Marine Tondelier, candidate à la présidentielle de 2027, annonce être enceinte de trois mois, « un bébé miracle » après un arrêt naturel de grossesse et un parcours de PMA infructueux, dans une interview au magazine Elle publiée lundi 30 mars.
« Je traverse une période contrastée. Difficile sur le plan politique, mais très heureuse sur le plan personnel, puisque j’attends un enfant, une nouvelle qui me remplit de joie, même si elle m’a prise au dépourvu », explique la patronne des Ecologistes, déjà mère d’un garçon de 7 ans. « Une campagne enceinte, c’était sportif », confie-t-elle, après les élections municipales. « J’ai souvent pensé aux femmes enceintes qui travaillent de nuit ou qui ont des métiers pénibles, qui élèvent seules des enfants en bas âge, etc. Oui, c’était intense, mais je suis loin d’être la première ou la dernière », pointe-t-elle. « C’est aussi un soulagement d’annoncer ma grossesse aujourd’hui. Depuis janvier, j’avais l’impression de mener une double vie. »
La candidate des Ecologistes pour la primaire de la gauche a par la suite déclaré sur X : « Une campagne présidentielle enceinte, puis avec un nourrisson, ça n’est à ma connaissance pas beaucoup arrivé dans l’histoire politique française et même à l’étranger. » « Cela soulève forcément beaucoup de questions et s’annonce comme un défi, j’en ai conscience. »
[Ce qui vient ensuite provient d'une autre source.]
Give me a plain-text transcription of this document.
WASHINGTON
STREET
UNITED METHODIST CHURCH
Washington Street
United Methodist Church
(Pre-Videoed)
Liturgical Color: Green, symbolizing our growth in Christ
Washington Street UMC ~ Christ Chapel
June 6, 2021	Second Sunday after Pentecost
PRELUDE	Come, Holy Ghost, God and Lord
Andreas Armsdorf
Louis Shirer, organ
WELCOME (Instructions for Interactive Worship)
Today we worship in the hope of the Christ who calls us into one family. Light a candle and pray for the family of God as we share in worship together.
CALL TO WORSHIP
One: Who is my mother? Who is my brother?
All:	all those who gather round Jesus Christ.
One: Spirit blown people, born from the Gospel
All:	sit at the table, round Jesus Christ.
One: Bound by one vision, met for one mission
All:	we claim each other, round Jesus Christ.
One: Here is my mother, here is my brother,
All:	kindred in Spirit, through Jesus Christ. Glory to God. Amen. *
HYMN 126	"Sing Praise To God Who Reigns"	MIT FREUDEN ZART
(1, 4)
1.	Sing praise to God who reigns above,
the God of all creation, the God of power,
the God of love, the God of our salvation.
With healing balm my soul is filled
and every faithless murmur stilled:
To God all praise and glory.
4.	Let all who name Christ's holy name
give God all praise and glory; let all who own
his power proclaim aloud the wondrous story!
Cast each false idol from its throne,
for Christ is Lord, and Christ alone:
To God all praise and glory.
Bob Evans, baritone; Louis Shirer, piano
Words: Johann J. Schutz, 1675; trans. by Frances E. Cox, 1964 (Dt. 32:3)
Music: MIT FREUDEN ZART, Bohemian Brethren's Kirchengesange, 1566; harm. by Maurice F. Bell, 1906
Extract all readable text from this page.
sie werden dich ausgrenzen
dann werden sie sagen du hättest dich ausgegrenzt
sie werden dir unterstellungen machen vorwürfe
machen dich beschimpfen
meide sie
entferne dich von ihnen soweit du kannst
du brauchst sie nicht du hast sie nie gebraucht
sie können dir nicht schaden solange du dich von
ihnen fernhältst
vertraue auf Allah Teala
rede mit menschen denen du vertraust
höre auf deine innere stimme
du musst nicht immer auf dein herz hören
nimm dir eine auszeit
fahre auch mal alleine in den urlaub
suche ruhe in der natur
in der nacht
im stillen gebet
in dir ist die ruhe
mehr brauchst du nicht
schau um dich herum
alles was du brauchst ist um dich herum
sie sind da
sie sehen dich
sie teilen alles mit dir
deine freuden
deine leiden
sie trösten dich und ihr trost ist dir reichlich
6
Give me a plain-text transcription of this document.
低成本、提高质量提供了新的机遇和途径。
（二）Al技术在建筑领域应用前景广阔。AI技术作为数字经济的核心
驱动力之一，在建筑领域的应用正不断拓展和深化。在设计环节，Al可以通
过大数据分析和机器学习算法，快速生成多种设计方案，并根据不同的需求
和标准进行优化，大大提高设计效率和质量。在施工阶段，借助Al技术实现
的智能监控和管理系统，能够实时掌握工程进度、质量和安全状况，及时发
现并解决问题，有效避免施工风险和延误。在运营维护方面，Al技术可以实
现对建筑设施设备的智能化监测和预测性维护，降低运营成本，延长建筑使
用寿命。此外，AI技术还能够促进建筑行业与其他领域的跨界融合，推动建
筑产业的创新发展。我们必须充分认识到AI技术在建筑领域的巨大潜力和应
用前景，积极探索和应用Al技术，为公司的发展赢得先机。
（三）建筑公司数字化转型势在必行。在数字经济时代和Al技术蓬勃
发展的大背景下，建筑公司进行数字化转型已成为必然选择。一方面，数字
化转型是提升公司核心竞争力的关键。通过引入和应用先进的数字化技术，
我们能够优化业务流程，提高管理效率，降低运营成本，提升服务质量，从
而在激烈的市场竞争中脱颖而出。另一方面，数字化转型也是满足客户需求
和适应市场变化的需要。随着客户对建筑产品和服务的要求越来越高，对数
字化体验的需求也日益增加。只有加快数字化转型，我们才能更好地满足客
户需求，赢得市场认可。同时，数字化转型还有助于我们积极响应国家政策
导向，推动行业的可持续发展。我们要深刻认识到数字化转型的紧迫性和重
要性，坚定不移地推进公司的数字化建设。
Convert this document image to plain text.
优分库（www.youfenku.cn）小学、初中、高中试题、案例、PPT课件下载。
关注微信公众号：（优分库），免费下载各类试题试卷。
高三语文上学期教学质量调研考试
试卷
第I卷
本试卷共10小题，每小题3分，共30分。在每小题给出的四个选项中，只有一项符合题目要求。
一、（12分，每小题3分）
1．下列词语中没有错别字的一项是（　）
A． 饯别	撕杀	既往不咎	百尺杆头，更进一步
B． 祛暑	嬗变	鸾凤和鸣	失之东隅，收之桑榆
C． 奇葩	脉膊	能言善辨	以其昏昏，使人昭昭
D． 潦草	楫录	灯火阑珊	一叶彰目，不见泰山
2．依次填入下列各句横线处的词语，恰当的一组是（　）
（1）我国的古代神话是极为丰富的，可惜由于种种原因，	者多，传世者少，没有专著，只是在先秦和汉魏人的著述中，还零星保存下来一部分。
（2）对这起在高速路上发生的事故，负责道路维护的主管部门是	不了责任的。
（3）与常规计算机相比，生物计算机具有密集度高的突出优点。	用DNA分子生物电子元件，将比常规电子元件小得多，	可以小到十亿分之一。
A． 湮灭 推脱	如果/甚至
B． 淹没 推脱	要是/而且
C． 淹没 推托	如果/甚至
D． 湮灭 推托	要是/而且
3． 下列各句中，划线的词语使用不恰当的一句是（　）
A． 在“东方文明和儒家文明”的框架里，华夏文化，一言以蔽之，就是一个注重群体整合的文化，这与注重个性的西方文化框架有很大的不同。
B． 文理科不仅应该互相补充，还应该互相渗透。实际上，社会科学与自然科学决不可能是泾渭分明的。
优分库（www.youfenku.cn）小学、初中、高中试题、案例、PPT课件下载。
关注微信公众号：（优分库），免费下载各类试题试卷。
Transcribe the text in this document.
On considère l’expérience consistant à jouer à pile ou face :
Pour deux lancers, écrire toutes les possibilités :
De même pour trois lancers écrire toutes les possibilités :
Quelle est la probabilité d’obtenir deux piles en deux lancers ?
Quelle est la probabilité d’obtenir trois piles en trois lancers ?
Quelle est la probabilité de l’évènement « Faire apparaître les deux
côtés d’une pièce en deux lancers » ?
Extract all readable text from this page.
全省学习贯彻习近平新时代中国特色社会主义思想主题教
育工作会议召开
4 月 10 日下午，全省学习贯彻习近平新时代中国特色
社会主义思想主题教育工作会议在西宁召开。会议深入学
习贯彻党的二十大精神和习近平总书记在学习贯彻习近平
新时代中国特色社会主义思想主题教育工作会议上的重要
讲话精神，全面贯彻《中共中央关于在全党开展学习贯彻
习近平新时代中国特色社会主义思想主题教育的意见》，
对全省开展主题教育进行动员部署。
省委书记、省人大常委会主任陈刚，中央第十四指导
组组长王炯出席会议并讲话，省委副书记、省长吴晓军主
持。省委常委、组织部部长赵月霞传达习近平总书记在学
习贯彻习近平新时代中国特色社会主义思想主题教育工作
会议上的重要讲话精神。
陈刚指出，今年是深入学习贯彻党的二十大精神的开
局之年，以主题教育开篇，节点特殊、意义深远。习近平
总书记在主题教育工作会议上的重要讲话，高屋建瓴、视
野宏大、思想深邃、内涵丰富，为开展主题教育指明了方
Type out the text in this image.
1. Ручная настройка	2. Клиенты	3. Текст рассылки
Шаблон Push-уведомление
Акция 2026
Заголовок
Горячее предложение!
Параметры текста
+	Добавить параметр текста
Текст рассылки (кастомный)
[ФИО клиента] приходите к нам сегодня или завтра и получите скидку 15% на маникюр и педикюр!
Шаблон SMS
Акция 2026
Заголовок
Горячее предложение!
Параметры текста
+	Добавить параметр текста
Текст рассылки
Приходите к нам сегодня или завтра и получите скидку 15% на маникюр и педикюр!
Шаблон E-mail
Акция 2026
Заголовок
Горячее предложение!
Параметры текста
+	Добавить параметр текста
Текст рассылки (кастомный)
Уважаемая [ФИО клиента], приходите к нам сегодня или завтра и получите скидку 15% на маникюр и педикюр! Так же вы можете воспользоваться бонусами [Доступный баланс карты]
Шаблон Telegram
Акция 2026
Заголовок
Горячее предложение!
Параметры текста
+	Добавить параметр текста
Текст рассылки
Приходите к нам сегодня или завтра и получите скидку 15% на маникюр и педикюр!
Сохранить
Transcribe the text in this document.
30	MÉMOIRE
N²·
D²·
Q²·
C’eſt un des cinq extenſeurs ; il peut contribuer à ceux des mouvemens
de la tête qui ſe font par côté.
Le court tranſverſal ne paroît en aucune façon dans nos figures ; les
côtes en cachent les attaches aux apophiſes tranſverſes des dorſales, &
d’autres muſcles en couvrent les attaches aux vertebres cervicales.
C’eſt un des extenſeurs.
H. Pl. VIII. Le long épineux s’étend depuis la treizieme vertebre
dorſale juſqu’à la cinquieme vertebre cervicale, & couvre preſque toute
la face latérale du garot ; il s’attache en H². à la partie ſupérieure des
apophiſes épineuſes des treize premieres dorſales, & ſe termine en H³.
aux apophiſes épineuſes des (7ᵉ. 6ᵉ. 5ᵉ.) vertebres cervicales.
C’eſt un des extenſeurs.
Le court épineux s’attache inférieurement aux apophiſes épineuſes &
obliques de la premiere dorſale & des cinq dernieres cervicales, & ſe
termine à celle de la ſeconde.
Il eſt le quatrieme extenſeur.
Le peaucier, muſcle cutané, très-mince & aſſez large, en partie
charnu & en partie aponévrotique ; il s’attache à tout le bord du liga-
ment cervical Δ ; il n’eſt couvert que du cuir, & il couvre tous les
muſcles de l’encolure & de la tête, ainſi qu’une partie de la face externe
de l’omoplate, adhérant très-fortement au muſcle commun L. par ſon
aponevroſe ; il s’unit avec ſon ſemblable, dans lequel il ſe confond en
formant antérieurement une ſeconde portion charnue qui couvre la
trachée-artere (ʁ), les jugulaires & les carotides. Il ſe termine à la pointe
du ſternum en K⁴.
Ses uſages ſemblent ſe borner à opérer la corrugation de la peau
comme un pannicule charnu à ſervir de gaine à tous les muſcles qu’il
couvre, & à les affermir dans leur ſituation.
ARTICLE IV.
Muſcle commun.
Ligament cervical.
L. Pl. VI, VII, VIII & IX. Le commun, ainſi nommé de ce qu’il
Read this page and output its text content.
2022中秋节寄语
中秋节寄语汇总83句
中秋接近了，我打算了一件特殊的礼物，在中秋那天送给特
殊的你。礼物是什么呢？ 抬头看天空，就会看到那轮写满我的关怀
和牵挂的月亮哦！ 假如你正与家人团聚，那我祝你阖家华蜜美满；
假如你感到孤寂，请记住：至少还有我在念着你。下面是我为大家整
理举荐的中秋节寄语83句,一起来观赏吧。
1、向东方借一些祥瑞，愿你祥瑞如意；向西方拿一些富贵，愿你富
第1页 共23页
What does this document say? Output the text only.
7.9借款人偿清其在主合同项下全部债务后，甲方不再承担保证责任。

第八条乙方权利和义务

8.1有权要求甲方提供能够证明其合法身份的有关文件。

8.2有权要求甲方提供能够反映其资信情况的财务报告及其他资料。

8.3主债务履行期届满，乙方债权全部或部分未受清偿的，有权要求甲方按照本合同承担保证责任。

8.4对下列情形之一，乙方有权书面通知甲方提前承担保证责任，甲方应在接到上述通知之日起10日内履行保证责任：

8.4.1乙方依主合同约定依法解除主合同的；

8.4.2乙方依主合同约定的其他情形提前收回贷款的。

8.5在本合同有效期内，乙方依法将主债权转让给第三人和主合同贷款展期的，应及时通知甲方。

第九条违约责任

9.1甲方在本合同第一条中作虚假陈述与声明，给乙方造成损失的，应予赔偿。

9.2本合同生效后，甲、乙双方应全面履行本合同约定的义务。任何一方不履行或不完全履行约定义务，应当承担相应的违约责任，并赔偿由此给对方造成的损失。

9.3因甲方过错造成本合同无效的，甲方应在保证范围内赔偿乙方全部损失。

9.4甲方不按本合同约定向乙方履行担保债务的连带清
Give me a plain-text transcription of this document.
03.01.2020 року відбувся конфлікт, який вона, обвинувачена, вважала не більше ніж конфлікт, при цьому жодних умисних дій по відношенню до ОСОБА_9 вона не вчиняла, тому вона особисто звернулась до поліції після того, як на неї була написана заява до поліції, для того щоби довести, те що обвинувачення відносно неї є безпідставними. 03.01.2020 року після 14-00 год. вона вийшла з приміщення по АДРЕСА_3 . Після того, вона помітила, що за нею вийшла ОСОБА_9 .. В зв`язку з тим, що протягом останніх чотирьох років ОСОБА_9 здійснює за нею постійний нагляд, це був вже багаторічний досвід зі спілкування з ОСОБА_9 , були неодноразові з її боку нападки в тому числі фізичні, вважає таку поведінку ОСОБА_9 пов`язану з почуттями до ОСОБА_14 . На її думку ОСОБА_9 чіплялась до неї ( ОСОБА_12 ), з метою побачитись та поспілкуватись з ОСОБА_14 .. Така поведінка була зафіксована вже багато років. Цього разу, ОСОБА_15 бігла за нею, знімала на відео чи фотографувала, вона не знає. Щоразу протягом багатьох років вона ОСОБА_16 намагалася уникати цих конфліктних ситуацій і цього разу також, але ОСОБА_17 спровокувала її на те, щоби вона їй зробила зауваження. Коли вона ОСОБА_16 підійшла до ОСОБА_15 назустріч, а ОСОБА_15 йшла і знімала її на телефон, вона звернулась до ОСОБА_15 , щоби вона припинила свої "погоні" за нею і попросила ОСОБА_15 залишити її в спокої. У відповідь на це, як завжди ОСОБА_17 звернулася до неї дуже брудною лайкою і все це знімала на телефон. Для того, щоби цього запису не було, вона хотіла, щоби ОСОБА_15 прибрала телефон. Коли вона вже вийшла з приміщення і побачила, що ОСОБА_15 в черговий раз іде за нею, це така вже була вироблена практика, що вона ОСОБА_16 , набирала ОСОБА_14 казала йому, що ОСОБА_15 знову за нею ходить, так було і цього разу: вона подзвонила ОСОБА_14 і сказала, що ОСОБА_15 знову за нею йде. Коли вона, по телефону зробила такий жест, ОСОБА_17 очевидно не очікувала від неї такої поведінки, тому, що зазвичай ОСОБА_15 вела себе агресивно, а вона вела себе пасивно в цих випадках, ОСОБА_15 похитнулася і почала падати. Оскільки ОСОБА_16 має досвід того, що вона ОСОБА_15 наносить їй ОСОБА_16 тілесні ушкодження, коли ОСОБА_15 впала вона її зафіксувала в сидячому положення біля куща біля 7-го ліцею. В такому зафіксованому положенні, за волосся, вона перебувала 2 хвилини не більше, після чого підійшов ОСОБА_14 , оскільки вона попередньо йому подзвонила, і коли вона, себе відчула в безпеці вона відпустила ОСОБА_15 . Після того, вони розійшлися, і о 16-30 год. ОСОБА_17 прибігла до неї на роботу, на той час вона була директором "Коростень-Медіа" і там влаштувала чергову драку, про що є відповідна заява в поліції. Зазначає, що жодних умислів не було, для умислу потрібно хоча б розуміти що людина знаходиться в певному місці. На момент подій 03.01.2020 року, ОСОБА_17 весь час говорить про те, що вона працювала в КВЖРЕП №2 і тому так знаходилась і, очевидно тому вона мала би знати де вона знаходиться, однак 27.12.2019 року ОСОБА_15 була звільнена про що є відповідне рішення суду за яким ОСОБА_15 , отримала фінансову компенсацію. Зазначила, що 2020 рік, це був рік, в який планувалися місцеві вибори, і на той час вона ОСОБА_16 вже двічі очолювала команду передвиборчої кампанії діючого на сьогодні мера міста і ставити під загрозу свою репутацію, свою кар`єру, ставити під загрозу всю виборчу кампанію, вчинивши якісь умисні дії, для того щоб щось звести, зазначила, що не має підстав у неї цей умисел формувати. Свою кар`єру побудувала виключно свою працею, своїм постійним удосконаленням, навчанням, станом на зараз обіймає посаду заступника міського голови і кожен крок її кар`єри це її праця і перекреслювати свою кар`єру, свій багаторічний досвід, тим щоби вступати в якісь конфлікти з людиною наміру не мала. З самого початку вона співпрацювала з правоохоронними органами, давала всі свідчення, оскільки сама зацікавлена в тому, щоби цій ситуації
Dans les pages du magazine Elle, la responsable politique de 39 ans développe le long parcours qui a précédé cette grossesse. Elle confie être d’abord tombée enceinte une première fois, après avoir été élue secrétaire nationale des Verts en 2022, mais avoir « fait une fausse couche » au bout de quelques semaines. « Je ne m’y attendais pas du tout et ça a été un moment très violent, dont je n’ai quasiment parlé à personne ». « Une grossesse sur cinq se termine comme cela, et une femme sur trois vit cette douleur au moins une fois dans sa vie », souligne-t-elle.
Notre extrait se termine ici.